REPUBLIKA.CO.ID, JAKARTA -- Keinginan Direktur Utama PT Pembangunan Jaya Ancol Tbk agar mass rapid transit (MRT) fase 2 diperpanjang hingga Ancol memungkinkan untuk diwujudkan. Namun, pembiayaannya tidak berasal dari pemerintah melainkan berasal dari swasta lewat skema business to business (B2B).
"Mungkin kalau kaya Ancol ya sudah kita B2B. Tapi jangan pakai dana pemerintah, gitu kan. Karena memang nggak ada pendanaannya sampai ke Ancol, sampai Kampung Bandan saja," kata Dirut PT MRT Jakarta William P Sabandar di Jakarta, Selasa (14/11).
Dengan sistem ini, PT Pembangunan Jaya Ancol dapat mengundang pihak ketiga untuk melakukan investasi. "Kan memang kita berharap pihak ketiganya," kata dia.
Namun, sebelum itu diwujudkan, harus ada feasibility study terlebih dahulu. Dari kajian itu akan diperoleh perkiraan biaya dan pembagian tugas masing-masing pihak. "Kita kira-kira gitu. Lebih baik kita tentukan dulu kebutuhan itu. Kalau sudah pemerintah bisa memanggil MRT dan mendiskusikan lanjutnya gimana," ujar dia.
William mengungkapkan, MRT bekerja berdasarkan feasibility study. Dari kajian yanga dilakukan, telah ditentukan bahwa Proyek MRT Fase II jalur utara-selatan hanya sampai ke Kampung Bandan. Ini juga terkait dengan pendanaan dari pihak Jepang.

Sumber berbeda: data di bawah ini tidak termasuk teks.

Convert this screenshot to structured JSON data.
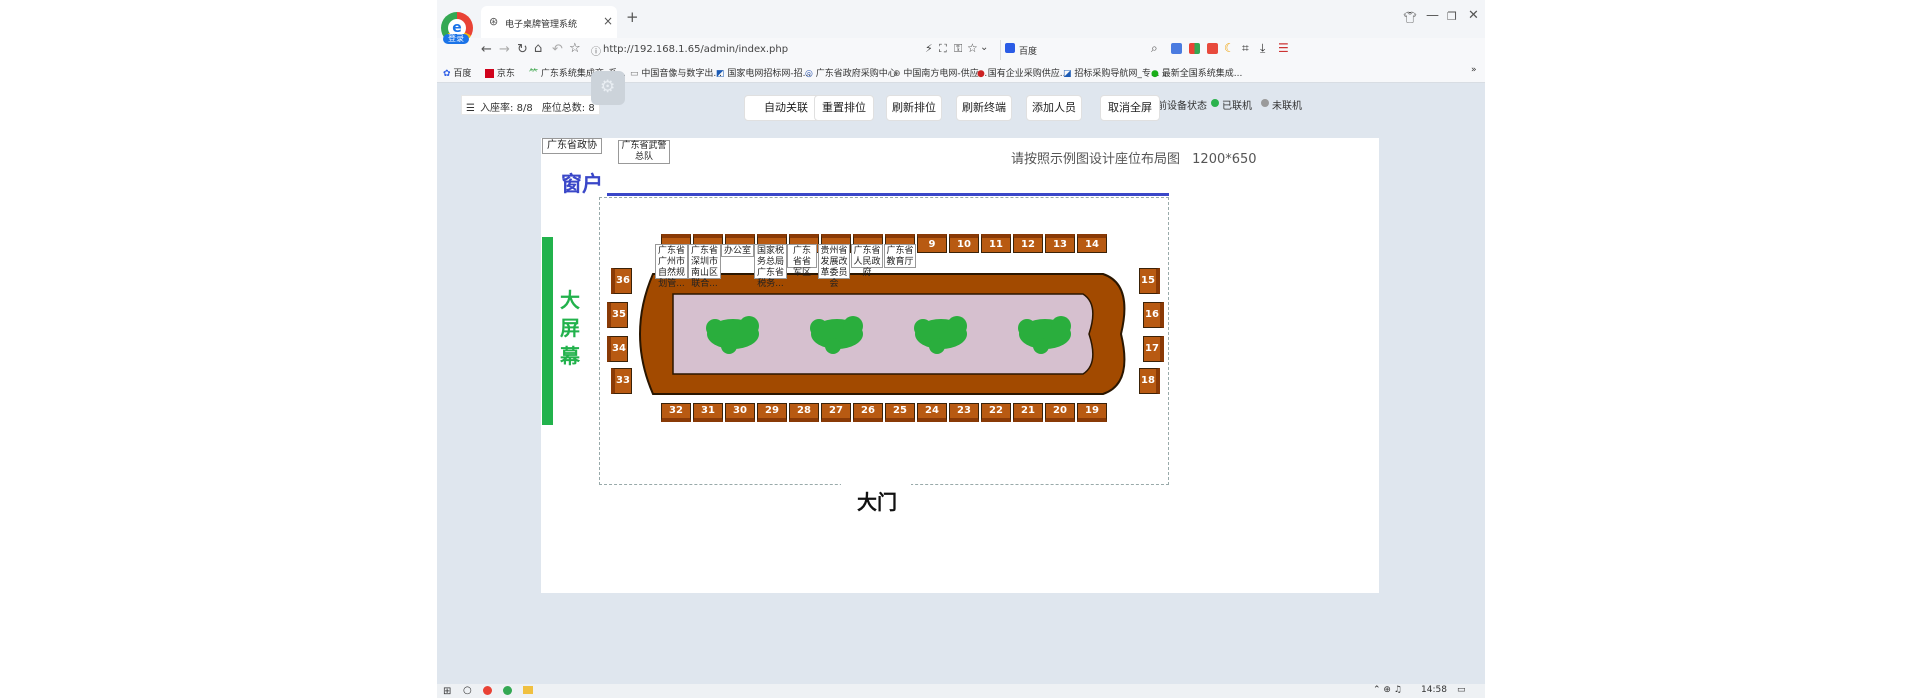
{
  "browser": {
    "login_badge": "登录",
    "tab_title": "电子桌牌管理系统",
    "url": "http://192.168.1.65/admin/index.php",
    "search_engine": "百度",
    "bookmarks": [
      "百度",
      "京东",
      "广东系统集成商_系...",
      "中国音像与数字出...",
      "国家电网招标网-招...",
      "广东省政府采购中心",
      "中国南方电网-供应...",
      "国有企业采购供应...",
      "招标采购导航网_专...",
      "最新全国系统集成..."
    ],
    "more_symbol": "»"
  },
  "toolbar": {
    "attendance_label": "入座率: 8/8",
    "total_seats_label": "座位总数: 8",
    "buttons": [
      "自动关联",
      "重置排位",
      "刷新排位",
      "刷新终端",
      "添加人员",
      "取消全屏"
    ],
    "device_status_label": "当前设备状态",
    "online_label": "已联机",
    "offline_label": "未联机",
    "online_color": "#2bb24c",
    "offline_color": "#9a9a9a"
  },
  "canvas": {
    "top_tags": [
      "广东省政协",
      "广东省武警总队"
    ],
    "hint": "请按照示例图设计座位布局图",
    "size": "1200*650",
    "window_label": "窗户",
    "screen_label": [
      "大",
      "屏",
      "幕"
    ],
    "door_label": "大门",
    "screen_color": "#22b24c",
    "window_color": "#3a47c8",
    "table_color": "#a24a00",
    "inner_color": "#d6c0cf",
    "plant_color": "#2aae3d"
  },
  "seats": {
    "top_numbers": [
      "",
      "",
      "",
      "",
      "",
      "",
      "",
      "",
      "9",
      "10",
      "11",
      "12",
      "13",
      "14"
    ],
    "bottom_numbers": [
      "32",
      "31",
      "30",
      "29",
      "28",
      "27",
      "26",
      "25",
      "24",
      "23",
      "22",
      "21",
      "20",
      "19"
    ],
    "left_numbers": [
      "36",
      "35",
      "34",
      "33"
    ],
    "right_numbers": [
      "15",
      "16",
      "17",
      "18"
    ]
  },
  "people": [
    {
      "name": "广东省广州市自然规划管..."
    },
    {
      "name": "广东省深圳市南山区联合..."
    },
    {
      "name": "办公室"
    },
    {
      "name": "国家税务总局广东省税务..."
    },
    {
      "name": "广东省省军区"
    },
    {
      "name": "贵州省发展改革委员会"
    },
    {
      "name": "广东省人民政府"
    },
    {
      "name": "广东省教育厅"
    }
  ],
  "taskbar": {
    "clock": "14:58"
  }
}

Menurutnya, hingga kini PT MRT Jakarta hanya fokus ke proyek yang telah ditentukan. Pembangunan MRT fase I telah diselesaikan sebanyak 83 persen dari target 91 persen di akhir tahun. Untuk proyek yang sudah ada, biaya per shelter bisa mencapai Rp 2 triliun. "Kalau di bawah, di-underground (bawah tanah) bisa sampai Rp 2 triliun. Fase 2 di bawah semua. Kalau di atas Rp 1,2 triliun. Kalau elevated ya. Itu bisa elevated," kata dia.